A stable home may boost brain activity in institutionalized children

Children raised in institutions are more likely to lag physically, socially, and cognitively, but little is known about what happens to children's brains when they live in institutions. Now a new study finds that placing institutionalized children in high-quality foster care may improve their brain activity.

The study, in the July/August 2009 issue of the journal Child Development, was carried out as part of the Bucharest Early Intervention Project, a longitudinal look at the effects of institutionalization on brain and behavioral development. It was conducted by researchers at Massachusetts Institute of Technology (MIT), Children's Hospital Boston, the University of Maryland, Tulane University Health Sciences Center, and Harvard Medical School.

The study assessed how more than 200 Romanian children between the ages of 5 and 42 months recognized faces. Some of the children in the study had been raised in institutions and then placed in foster care, some stayed in institutions, and some were raised by their families.

Compared with children who grew up in families, children raised in institutions showed a pattern of reduced brain activity when they looked at pictures of a caregiver's face that alternated with pictures of a stranger's face. Children who were placed in high-quality foster care showed the beginnings of normalized brain activity when processing faces.

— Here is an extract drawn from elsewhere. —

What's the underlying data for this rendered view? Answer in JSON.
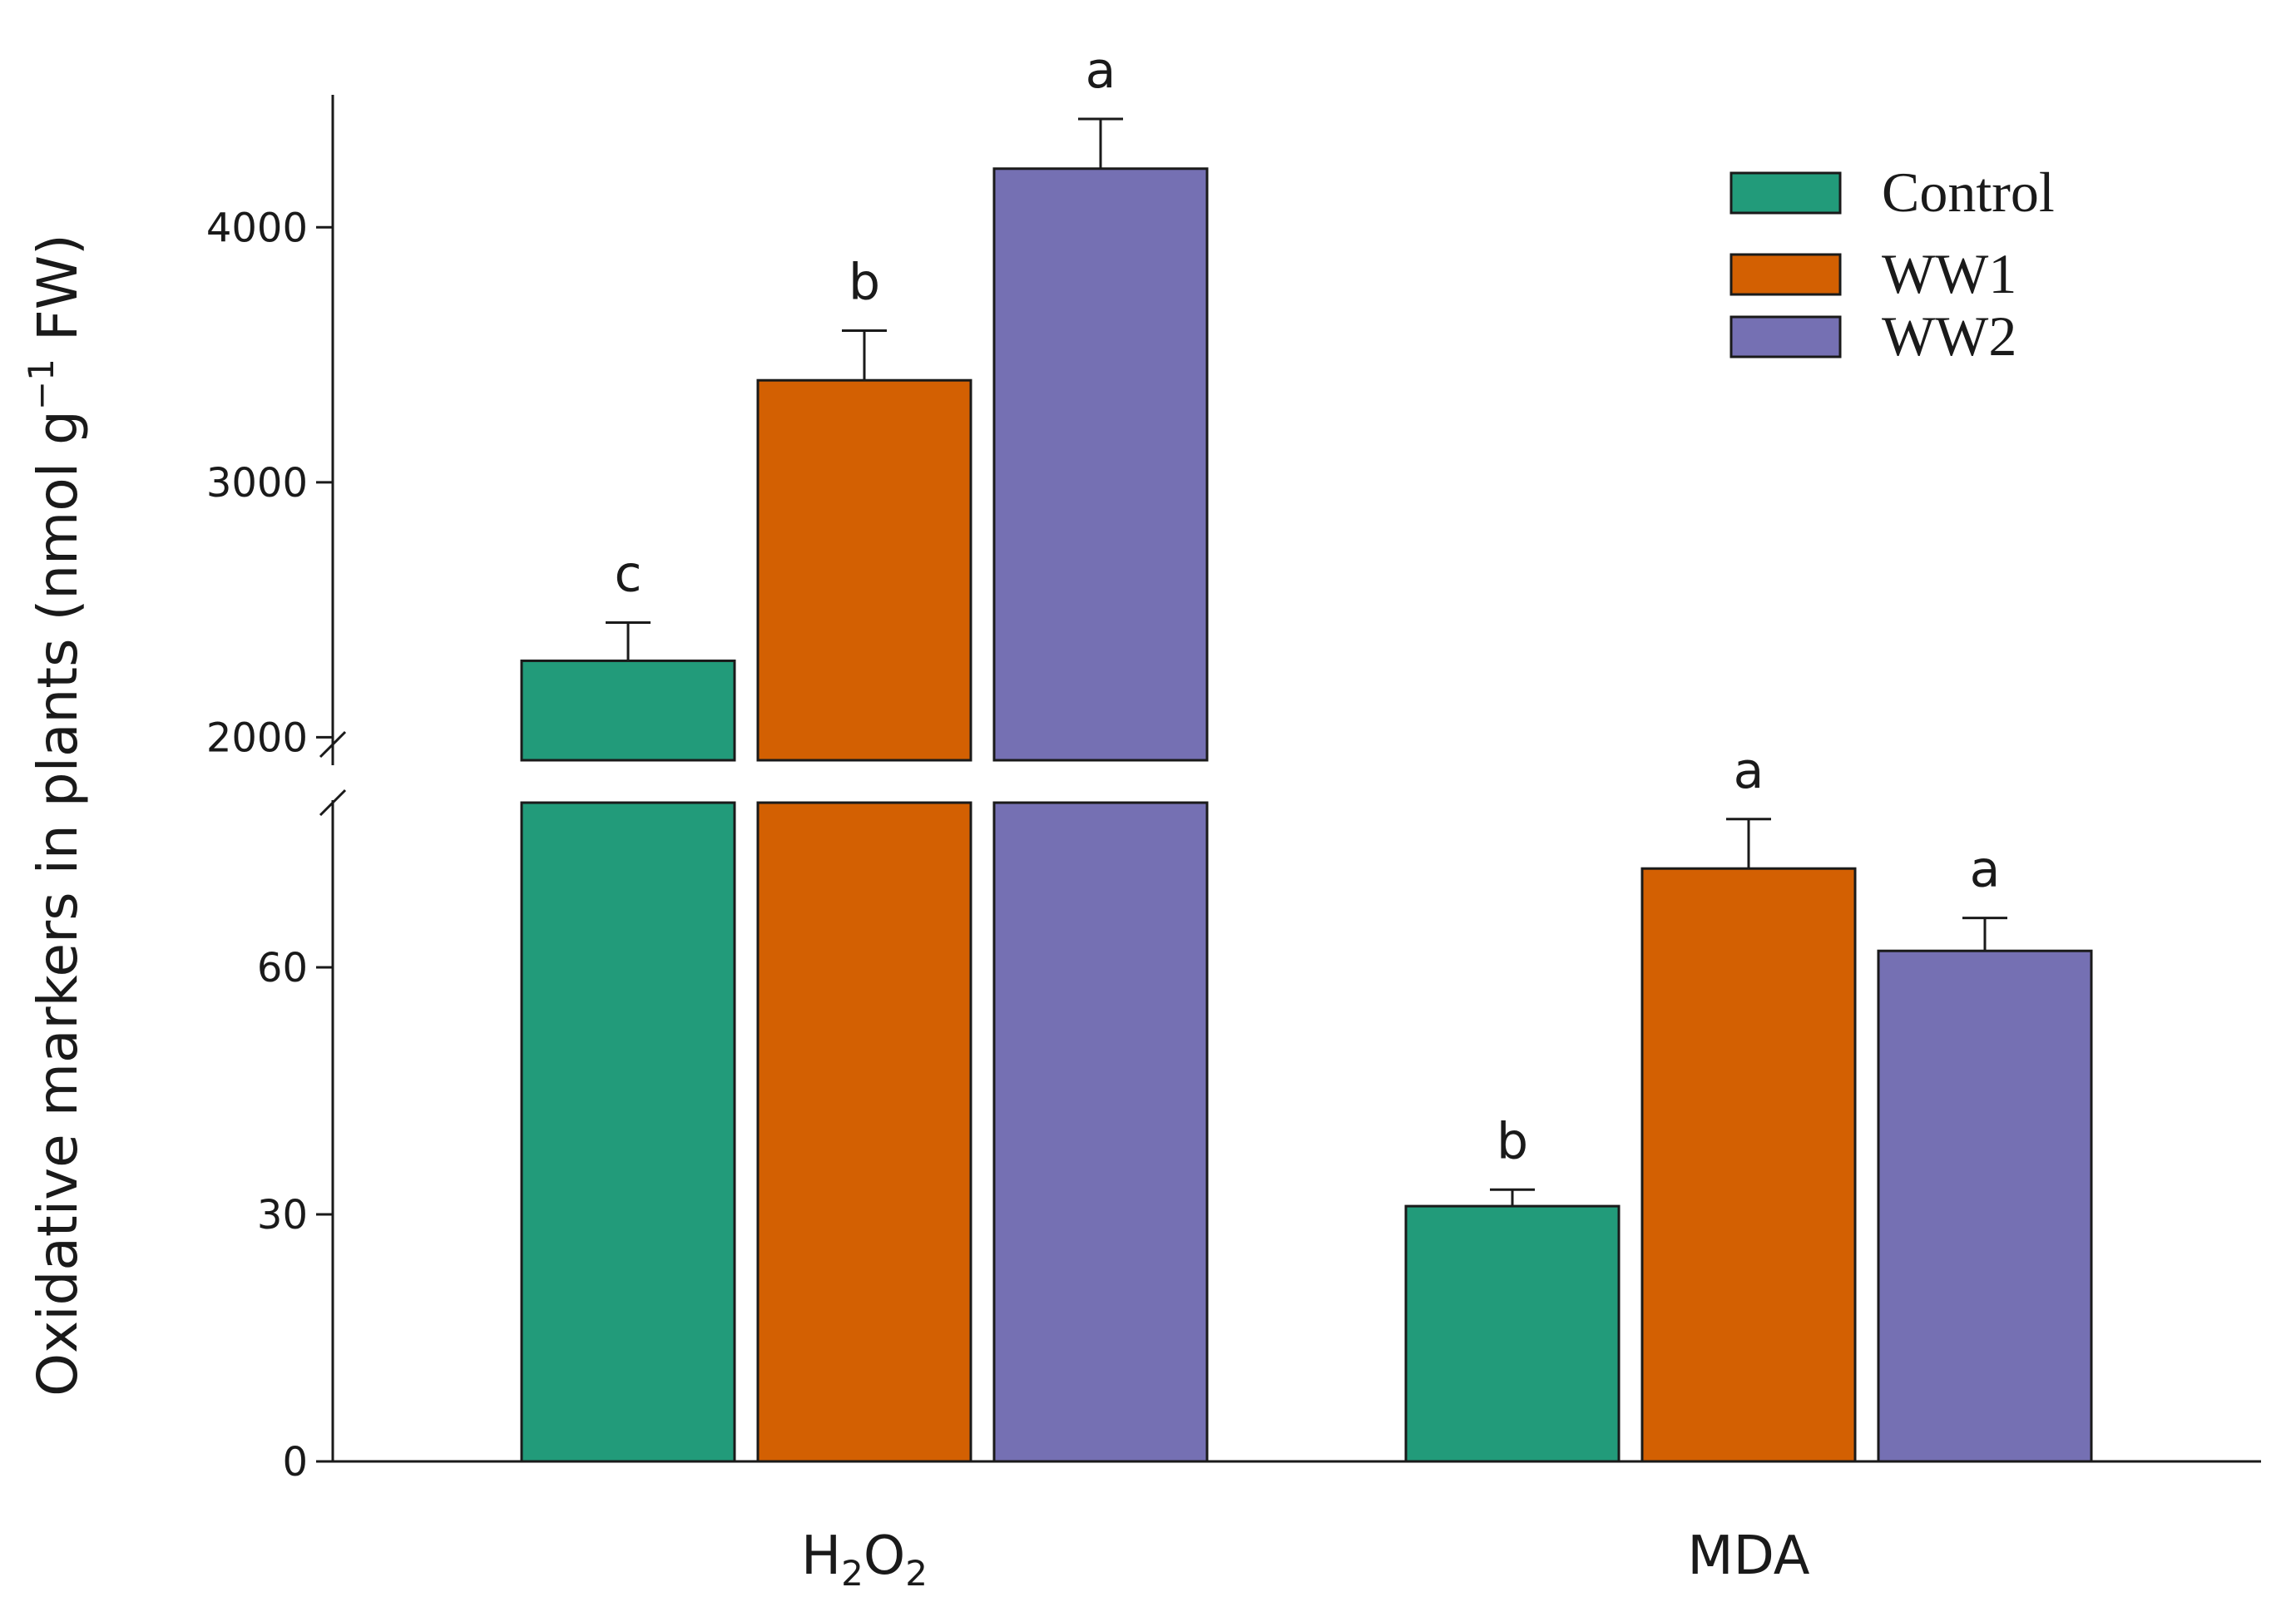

"This study is one of the first to document the neural consequences of early institutionalization," according to Margaret C. Moulson, the study's lead author. "As such, it offers insights into both the negative effects of early psychological deprivation on children's ability to process faces, and the potential positive impact of early intervention." Moulson was a postdoctoral associate at MIT when she conducted the research; she will soon be assistant professor of psychology at Ryerson University in Toronto.